Optimal flux states, reaction replaceability and response to knockouts in the human red blood cell

TL;DR

This paper investigates the metabolic robustness of the human red blood cell by analyzing optimal flux states, reaction replaceability, and responses to gene knockouts, combining combinatorial and sampling methods for comprehensive insights.

Contribution

It introduces a novel approach integrating combinatorial and sampling techniques to map reaction replaceability and response to knockouts in human red blood cell metabolism.

Findings

Complete map of potential damage from enzyme deficiencies

Correlation between network topology and flux dynamics

Insights into metabolic robustness and vulnerability

Abstract

Characterizing the capabilities, criticalities and response to perturbations of genome-scale metabolic networks is a basic problem with important applications.
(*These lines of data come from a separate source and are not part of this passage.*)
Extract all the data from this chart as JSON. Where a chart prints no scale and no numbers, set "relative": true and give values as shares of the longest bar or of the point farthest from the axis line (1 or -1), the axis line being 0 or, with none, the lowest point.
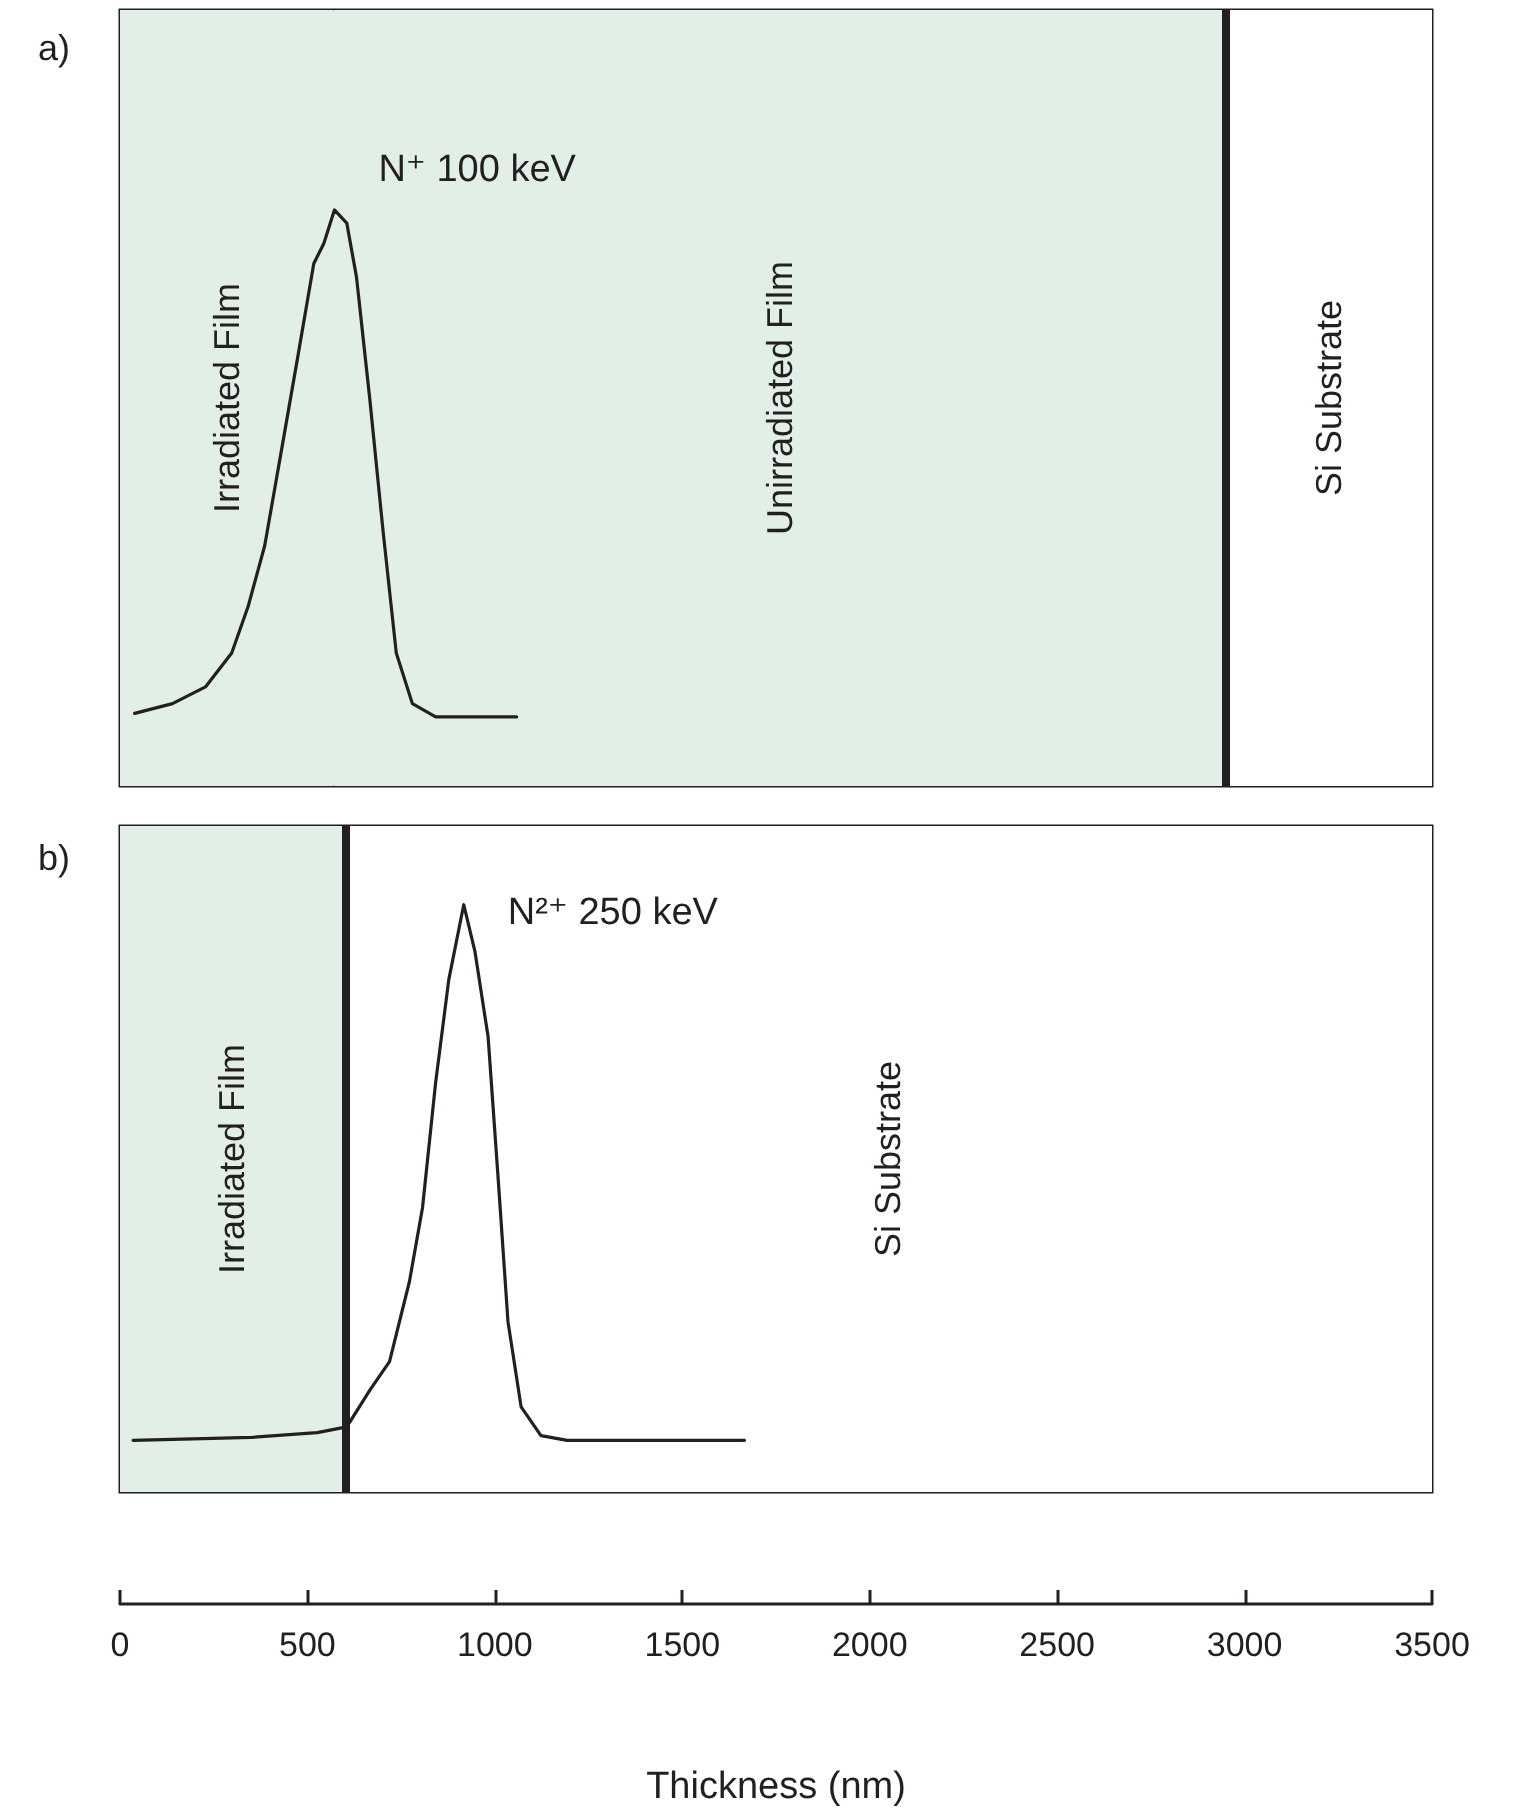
{
  "chart_data": [
    {
      "type": "line",
      "title": "a)",
      "relative": true,
      "xlim": [
        0,
        3500
      ],
      "xticks": [
        0,
        500,
        1000,
        1500,
        2000,
        2500,
        3000,
        3500
      ],
      "tick_labels": false,
      "marker": "none",
      "line_style": "solid",
      "grid": false,
      "series": [
        {
          "color": "#231f20",
          "x": [
            39,
            140,
            228,
            298,
            342,
            386,
            430,
            474,
            517,
            544,
            572,
            605,
            631,
            666,
            702,
            737,
            780,
            842,
            1058
          ],
          "values": [
            0.126,
            0.143,
            0.172,
            0.231,
            0.312,
            0.417,
            0.58,
            0.744,
            0.907,
            0.942,
            1.0,
            0.977,
            0.883,
            0.674,
            0.441,
            0.231,
            0.143,
            0.12,
            0.12
          ]
        }
      ],
      "bands": [
        {
          "axis": "x",
          "from": 0,
          "to": 570,
          "label": "Irradiated Film",
          "color": "#e1efe6"
        },
        {
          "axis": "x",
          "from": 570,
          "to": 2950,
          "label": "Unirradiated Film",
          "color": "#e1efe6"
        },
        {
          "axis": "x",
          "from": 2950,
          "to": 3500,
          "label": "Si Substrate",
          "color": "#ffffff"
        }
      ],
      "ref_lines": [
        {
          "axis": "x",
          "value": 2950,
          "color": "#231f20"
        }
      ],
      "annotations": [
        {
          "text": "N⁺ 100 keV",
          "x": 572,
          "y": 1.0
        }
      ]
    },
    {
      "type": "line",
      "title": "b)",
      "relative": true,
      "xlim": [
        0,
        3500
      ],
      "xticks": [
        0,
        500,
        1000,
        1500,
        2000,
        2500,
        3000,
        3500
      ],
      "tick_labels": "x",
      "xlabel": "Thickness (nm)",
      "marker": "none",
      "line_style": "solid",
      "grid": false,
      "series": [
        {
          "color": "#231f20",
          "x": [
            35,
            351,
            526,
            605,
            667,
            719,
            772,
            807,
            842,
            877,
            917,
            947,
            982,
            1009,
            1035,
            1070,
            1123,
            1193,
            1666
          ],
          "values": [
            0.088,
            0.093,
            0.101,
            0.111,
            0.174,
            0.222,
            0.358,
            0.484,
            0.697,
            0.872,
            1.0,
            0.92,
            0.775,
            0.532,
            0.29,
            0.145,
            0.096,
            0.088,
            0.088
          ]
        }
      ],
      "bands": [
        {
          "axis": "x",
          "from": 0,
          "to": 600,
          "label": "Irradiated Film",
          "color": "#e1efe6"
        },
        {
          "axis": "x",
          "from": 600,
          "to": 3500,
          "label": "Si Substrate",
          "color": "#ffffff"
        }
      ],
      "ref_lines": [
        {
          "axis": "x",
          "value": 600,
          "color": "#231f20"
        }
      ],
      "annotations": [
        {
          "text": "N²⁺ 250 keV",
          "x": 917,
          "y": 1.0
        }
      ]
    }
  ]
}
A key question concerns the identification of the potentially most harmful knockouts. The integration of combinatorial methods with sampling techniques to explore the space of viable flux states may provide crucial insights on this issue. We assess the replaceability of every metabolic conversion in the human red blood cell by enumerating the alternative paths from substrate to product, obtaining a complete map of the potential damage of single enzymopathies. Sampling the space of optimal flux states in the healthy and in the mutated cell reveals both correlations and complementarity between topologic and dynamical aspects.